Kommentar zum Aus der Stahl-Nautilus

Zum Ende der Stahl-Nautilus von Patek Philippe kommentiert Ulrich Voß, Chefredakteur „Blickpunkt Juwelier“.


Diese Entscheidung ist stahlhart. Kaum zu glauben, dass Patek seinen Bestseller einstellt. Warum? Eben weil eine Stahluhr nicht im Fokus stehen soll. Die Entscheidung ist letztlich die Antwort auf einen Hype nach Stahl-Sportuhren, der dem Unternehmen nicht geheuer ist. Der drastische Schritt ist wohl nur mit dem Anachronismus der Uhrenbranche zu erklären. In jeder anderen, auf technischen Fortschritt basierenden Branche, könnte man sich so etwas nicht erlauben. In der Welt der mechanischen Uhr schon.

Das Familienunternehmen hat eine unglaublich weitsichtige Entscheidung getroffen.

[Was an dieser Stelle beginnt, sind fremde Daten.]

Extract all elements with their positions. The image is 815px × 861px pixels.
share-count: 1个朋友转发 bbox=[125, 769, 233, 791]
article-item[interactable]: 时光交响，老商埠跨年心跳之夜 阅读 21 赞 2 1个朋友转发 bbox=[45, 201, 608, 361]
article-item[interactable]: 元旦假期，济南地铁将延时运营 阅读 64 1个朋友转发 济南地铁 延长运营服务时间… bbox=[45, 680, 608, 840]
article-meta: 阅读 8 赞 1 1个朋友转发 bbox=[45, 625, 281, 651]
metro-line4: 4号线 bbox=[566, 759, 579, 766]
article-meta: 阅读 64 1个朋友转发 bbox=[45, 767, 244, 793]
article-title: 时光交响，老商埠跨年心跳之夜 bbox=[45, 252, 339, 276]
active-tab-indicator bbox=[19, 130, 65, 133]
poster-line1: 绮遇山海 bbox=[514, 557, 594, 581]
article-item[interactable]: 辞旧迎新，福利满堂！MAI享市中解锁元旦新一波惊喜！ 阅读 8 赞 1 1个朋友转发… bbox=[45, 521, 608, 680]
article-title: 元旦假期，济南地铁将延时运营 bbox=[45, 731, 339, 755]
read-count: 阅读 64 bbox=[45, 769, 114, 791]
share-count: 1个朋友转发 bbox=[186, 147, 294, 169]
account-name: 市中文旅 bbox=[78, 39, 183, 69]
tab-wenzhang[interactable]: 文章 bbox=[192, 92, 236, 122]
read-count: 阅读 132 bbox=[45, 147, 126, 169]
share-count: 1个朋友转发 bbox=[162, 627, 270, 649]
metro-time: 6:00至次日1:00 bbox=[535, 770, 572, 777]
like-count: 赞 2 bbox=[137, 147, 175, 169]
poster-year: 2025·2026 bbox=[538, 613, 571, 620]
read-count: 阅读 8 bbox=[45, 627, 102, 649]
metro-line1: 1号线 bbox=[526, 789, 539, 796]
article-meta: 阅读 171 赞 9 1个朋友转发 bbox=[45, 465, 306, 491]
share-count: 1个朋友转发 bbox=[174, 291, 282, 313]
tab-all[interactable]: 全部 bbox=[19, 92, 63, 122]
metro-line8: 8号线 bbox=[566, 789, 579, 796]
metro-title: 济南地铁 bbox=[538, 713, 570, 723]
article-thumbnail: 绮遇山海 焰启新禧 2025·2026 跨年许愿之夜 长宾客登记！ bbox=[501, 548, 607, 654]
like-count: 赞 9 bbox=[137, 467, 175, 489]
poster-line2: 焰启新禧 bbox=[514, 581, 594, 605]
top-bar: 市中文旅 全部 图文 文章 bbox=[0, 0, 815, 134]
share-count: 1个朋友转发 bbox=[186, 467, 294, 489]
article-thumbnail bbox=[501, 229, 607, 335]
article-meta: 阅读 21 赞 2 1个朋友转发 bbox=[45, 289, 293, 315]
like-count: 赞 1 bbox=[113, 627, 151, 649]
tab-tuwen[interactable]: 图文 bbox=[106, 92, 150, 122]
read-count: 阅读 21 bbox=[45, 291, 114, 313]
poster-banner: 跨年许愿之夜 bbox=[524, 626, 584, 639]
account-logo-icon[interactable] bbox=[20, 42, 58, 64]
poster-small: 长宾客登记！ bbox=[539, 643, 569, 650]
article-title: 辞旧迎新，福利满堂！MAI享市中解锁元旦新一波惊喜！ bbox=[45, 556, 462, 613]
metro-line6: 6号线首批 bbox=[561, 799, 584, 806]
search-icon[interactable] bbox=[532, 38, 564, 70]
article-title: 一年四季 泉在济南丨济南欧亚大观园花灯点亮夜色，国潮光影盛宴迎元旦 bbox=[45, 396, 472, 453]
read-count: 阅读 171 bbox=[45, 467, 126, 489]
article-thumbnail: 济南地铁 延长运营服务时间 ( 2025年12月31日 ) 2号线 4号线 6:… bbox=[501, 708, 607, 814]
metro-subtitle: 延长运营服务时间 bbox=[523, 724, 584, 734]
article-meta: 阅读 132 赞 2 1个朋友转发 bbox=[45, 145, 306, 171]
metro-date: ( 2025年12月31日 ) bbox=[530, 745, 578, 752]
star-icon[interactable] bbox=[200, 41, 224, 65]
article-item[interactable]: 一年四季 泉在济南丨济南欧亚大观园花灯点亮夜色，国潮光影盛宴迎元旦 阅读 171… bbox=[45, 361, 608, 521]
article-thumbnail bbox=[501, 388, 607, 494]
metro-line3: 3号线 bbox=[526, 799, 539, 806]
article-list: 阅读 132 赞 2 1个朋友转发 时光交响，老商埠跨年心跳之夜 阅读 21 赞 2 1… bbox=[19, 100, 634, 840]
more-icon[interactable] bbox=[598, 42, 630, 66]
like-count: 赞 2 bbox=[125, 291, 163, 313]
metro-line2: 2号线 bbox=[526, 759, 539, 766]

Man trifft heute eine schmerzliche Entscheidung, damit die nächste Generation keinen dominierenden Faktor in der Kollektion hat (Audemars Piguet lässt grüßen). Dies ist Markenaufbau vom Feinsten.


Wie es wohl dazu gekommen sein mag? Vielleicht saßen Vater und Sohn Stern Samstagabends mit einem Glas Rotwein in der Hand vor dem Kamin, als der Junior am Handy einen Beitrag auf einem Uhrenforum liest: „Patek??? Ist das nicht die Firma mit den mega coolen Stahluhren!“ So könnte es gewesen sein. So könnte das Ende einer der erfolgreichsten Uhren am Markt eingeläutet worden sein. Die Drei-Zeiger-Stahl-Nautilus hat das Unternehmen in eine falsche Richtung getrieben. Die Nautilus ist eben nicht der 911-er, vereint nicht wie bei Porsche sämtliche DNA des Unternehmens. Überdies: In einer Zeit, in der selbst A. Lange & Söhne eine Sport-Stahluhr auf den Markt bringt, ist es für Patek wieder einmal Zeit auszuscheren.

Übrigens: Es war wohl Cartier, der Juwelier und Schmuckspezialist, der die Familie Stern 2009 zu einem ähnlich krassen Schritt veranlasst hatte. In dem Moment, in dem Cartier die „Genfer Punze“ erhalten hatte, war es Zeit für Patek Schluss zu machen. Die Antwort war kompromisslos wie immer. Patek legte die Messlatte noch höher und erfand sein eigenes Qualitätssiegel, das man mit niemandem teilen muss. Die Ansprüche an das „Patek Philippe-Siegel“ sind riesig und hauen beispielsweise mit der Service-Garantie auf Lebenszeit – für alle Uhren seit der Firmengründung 1839 ! – in eine Kerbe, die sicherlich kein Cartier-Management verantworten will.

Patek ist einzigartig – und trifft eben auch einzigartige Entscheidungen.